Two UNLV researchers have been named as emerging scholars by the magazine Diverse: Issues in Higher Education.
William J. Bauer Jr., associate professor of history; and Julia Sun-Joo Lee, assistant professor of English were named "emerging scholars under 40." Lee is featured on the cover of the January 2014 edition.
According to the magazine, 12 scholars under the age of 40 were selected from around the country and are "making their mark in the academy through teaching, research and service. These outstanding scholars serve as an inspiration to both students and colleagues."
Bauer studies American-Indian history, California history and the American West and has taught at UNLV since 2009. Lee finished her first semester in fall 2013 at UNLV and specializes in African-American literature and transatlantic studies.
Additional criteria included research, educational background, publishing record, teaching record, competitiveness of field of study, and uniqueness of field of study.

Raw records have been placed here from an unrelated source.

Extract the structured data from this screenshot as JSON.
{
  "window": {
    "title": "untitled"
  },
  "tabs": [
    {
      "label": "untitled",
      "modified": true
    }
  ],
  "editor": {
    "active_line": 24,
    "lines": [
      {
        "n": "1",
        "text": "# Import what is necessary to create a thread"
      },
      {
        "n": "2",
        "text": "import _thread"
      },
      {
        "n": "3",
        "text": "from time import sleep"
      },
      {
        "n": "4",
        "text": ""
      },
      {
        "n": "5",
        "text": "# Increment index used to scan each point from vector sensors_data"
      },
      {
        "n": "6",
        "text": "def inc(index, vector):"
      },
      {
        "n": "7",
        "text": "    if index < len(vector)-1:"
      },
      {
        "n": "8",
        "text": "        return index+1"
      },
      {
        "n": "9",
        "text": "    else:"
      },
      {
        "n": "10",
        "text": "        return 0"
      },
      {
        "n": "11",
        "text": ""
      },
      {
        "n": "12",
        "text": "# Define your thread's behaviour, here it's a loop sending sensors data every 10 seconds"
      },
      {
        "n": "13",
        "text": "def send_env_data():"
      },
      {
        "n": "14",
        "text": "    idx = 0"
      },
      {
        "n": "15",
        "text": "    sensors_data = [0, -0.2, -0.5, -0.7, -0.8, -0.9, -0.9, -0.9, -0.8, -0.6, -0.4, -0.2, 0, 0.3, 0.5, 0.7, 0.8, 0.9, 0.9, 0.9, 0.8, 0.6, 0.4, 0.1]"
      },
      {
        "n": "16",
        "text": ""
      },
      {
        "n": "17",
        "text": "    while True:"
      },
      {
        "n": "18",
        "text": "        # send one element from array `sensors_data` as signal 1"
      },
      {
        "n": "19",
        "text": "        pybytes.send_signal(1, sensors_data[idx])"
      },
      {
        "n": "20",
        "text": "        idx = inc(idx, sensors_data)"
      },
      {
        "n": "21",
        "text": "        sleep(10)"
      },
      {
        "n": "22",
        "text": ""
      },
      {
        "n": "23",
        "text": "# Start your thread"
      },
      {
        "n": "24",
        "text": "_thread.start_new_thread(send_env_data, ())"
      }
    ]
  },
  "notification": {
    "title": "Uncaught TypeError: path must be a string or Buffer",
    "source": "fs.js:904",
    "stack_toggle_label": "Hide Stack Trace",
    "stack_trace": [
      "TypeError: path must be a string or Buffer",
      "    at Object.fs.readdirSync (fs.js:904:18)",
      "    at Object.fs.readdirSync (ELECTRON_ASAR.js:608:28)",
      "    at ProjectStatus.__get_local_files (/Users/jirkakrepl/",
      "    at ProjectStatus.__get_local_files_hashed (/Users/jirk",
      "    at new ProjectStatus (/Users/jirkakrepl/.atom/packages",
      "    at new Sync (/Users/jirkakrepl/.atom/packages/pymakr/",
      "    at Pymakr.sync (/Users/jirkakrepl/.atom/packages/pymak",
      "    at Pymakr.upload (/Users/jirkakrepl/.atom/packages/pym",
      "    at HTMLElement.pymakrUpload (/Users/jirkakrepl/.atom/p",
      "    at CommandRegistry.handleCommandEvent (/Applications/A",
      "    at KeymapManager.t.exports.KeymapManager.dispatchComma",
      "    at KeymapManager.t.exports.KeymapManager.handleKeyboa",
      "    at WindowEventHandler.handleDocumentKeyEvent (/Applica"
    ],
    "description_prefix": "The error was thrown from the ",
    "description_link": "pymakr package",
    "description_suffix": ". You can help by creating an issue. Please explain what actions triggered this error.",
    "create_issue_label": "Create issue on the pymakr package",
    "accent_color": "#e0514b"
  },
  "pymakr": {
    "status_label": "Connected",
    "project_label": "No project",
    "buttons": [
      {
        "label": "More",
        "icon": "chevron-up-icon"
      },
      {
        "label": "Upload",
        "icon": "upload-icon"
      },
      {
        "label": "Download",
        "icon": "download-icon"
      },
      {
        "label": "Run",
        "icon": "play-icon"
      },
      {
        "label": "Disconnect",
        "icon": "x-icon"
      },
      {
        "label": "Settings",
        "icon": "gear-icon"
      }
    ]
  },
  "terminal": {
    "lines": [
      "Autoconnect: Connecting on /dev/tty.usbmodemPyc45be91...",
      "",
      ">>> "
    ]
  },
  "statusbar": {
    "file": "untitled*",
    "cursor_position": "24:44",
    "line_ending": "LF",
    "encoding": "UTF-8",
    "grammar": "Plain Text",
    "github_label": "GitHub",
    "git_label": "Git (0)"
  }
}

Magazine editors selected honorees from a pool of candidates recommended by various scholars, department chairs, university public information officers, and others.
"Receipt of the 2014 Emerging Scholar award is a distinct honor for Doctors Lee and Bauer, and the UNLV campus community is extremely proud to have these two individuals representing our faculty," said John White, executive vice president and provost. "UNLV continues to strive to ensure an array of diversity of our population with our faculty, students and staff. Through Doctors Lee and Bauer, we are certainly one step closer to our goals."
About William J. Bauer Jr.
William J. Bauer Jr. studies American-Indian history, California history and the American West. He is a member of the Wailacki and Concow of the Round Valley Indian Tribes and grew up on the Round Valley Reservation in northern California. He received his bachelor's degree from the University of Notre Dame and his master's and doctoral degrees from the University of Oklahoma. He joined the UNLV faculty in 2009. He is also UNLV's faculty liaison to the Newberry Library's Consortium on American Indian Studies.
Bauer is the author of "We Were All Like Migrant Workers Here:" Work, Community and Memory on California's Round Valley Reservation, 1850-1941 (University of North Carolina Press, 2009).
He has also published essays on California's American-Indian history in the journal Western Historical Quarterly including "Native Pathways; American Indian Culture and Economic Change in the Twentieth Century (University of Colorado Press), and "A Companion to California History" (Wiley-Blackwell). He is currently researching the ways in which California American-Indians used oral traditions to discuss California in the 19th and early 20th centuries. He is also working on a family biography, based on the life of his great-grandfather.
About Julia Sun-Joo Lee
Julia Sun-Joo Lee is an assistant professor of English who teaches African-American literature and transatlantic studies. Lee finished her first semester in fall 2013 at UNLV. She received a Bachelor of Arts degree in English at Princeton University and Ph.D. in English and American language and literature from Harvard University. She is author of the book, "The American Slave Narrative and the Victorian Novel," (Oxford University Press, 2010.). She has published articles in the journals African-American Review, Symbiosis, Nineteenth-Century Literature, and Victorian Literature and Culture. Her current project is on racial representations in the comedy series, "Our Gang."